How to Best Present an Award

Giving out an award is a huge honor. You were probably picked because others knew you would do a great job. When presenting an award, it is important to remember to explain the purpose of the award, why the award is important or significant, and give special recognition to the person being presented the award.

If you know beforehand who the recipient is, make sure you know how to say the recipient’s name correctly. If needed, spell it out phonetically on a card and practice it a few times. Saying the person’s name incorrectly will be embarrassing to you and may ruin the experience for others. If you do not know who the eventual winner is, ask for a list of the nominees and do the same exercise for each person nominated.

Check that the award is correct and right side up before going onstage. Remove any protective or plastic materials that are on the award. Make sure you're holding the award correctly so that you don't present it upside down or backwards (It Happens!). Finally, read the award to make sure everything is spelled correctly, including the recipient's name and the award title. IMPORTANT! If the award is a statue, glass or crystal piece with a base, always pick up the award by the base and present it that way. Sometimes in the excitement of the moment, the presenter or recipient becomes animated and risks the base being knocked off the award or dropped.

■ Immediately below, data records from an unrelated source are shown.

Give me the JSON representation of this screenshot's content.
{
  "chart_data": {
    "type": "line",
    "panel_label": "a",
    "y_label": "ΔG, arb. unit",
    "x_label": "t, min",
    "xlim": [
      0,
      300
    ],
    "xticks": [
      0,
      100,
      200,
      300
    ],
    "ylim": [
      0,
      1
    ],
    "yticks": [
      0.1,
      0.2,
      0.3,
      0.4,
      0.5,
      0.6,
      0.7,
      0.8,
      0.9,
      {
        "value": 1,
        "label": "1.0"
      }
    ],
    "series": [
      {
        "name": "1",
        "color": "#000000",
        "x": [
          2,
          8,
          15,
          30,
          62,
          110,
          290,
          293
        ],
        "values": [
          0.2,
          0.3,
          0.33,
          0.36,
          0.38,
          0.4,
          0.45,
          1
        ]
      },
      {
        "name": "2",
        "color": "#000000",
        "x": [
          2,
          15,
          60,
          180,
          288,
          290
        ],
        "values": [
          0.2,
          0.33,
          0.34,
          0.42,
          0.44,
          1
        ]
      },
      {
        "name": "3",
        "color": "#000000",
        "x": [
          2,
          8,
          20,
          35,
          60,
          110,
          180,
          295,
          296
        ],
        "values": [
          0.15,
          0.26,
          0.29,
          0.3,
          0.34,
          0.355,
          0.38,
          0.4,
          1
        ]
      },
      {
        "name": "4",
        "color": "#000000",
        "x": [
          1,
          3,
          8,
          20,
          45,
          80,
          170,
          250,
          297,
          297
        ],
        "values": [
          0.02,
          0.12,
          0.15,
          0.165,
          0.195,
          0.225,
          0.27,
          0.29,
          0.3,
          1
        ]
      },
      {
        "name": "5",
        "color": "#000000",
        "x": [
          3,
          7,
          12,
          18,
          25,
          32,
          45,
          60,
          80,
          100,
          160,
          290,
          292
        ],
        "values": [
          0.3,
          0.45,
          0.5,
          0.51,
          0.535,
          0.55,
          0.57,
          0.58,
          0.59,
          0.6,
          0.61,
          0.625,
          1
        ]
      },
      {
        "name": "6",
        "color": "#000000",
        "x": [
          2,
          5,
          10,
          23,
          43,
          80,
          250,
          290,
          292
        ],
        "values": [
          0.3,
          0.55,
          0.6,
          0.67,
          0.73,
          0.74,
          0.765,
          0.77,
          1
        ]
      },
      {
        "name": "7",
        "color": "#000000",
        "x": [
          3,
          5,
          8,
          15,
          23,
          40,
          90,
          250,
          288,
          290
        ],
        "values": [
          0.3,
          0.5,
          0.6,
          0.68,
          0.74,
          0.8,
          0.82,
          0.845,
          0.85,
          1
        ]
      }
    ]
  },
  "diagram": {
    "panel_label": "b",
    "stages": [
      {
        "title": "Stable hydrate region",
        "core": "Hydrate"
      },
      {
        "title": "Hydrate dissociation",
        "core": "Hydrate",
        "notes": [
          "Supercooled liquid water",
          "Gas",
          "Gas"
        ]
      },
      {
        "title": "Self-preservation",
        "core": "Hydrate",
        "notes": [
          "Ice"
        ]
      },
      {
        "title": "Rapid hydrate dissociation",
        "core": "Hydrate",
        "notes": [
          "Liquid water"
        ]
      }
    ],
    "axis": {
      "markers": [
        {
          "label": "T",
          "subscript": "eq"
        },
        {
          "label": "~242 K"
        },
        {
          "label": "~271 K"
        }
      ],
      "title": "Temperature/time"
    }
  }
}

Part of the excitement of this experience is creating suspense, mystery and anticipation. Explain the purpose of the award, and why it is significant. When you first start talking about the recipient, be very vague. Refrain from using pronouns, departments or area that the recipient works, so many members in the audience believe it could be any one of a number of people.

Praise the hard work of everyone considered for the award. While you’re only honoring 1 person, chances are there are other people in the audience who also worked hard and deserve acknowledgement. Recognize their efforts and let them know that they’re appreciated. However, make it clear that the person who is receiving the award deserves special recognition.

Slowly introduce individual characteristics of the recipient. You may first use a pronoun, then which department they work, maybe how long they have been with the company, what their boss may have to say about their performance. The goal is to slowly erode the pool of nominees and the audience will begin to participate in the guessing game as each of the significant details are announced about the winner. By the time the presenter is ready to announce the name, the audience will also feel the energy of the presenter.

When you are ready to announce the winner, make sure you are confident in the annunciation of their name and leave a slight pause before identifying the person. Once the winner is announced, pick up the award, and hold it respectfully as the winner makes their way to the stage. As the winner approaches the stage, step back from the podium, to present the award to the winner, with a simple, “Congratulations.” Be very careful with the transfer of the award, as this is the point in time with the greatest risk of damage.

If you are a supervisor or hold a higher office in the organization, it is customary and appropriate to have a picture taken at this time with the winner. When photographs are taken, the award and the winner should be the main focus. If you are merely a presenter, you should step aside and allow the winner to stand at the podium for a few words.

Congratulations, you have done a great job!!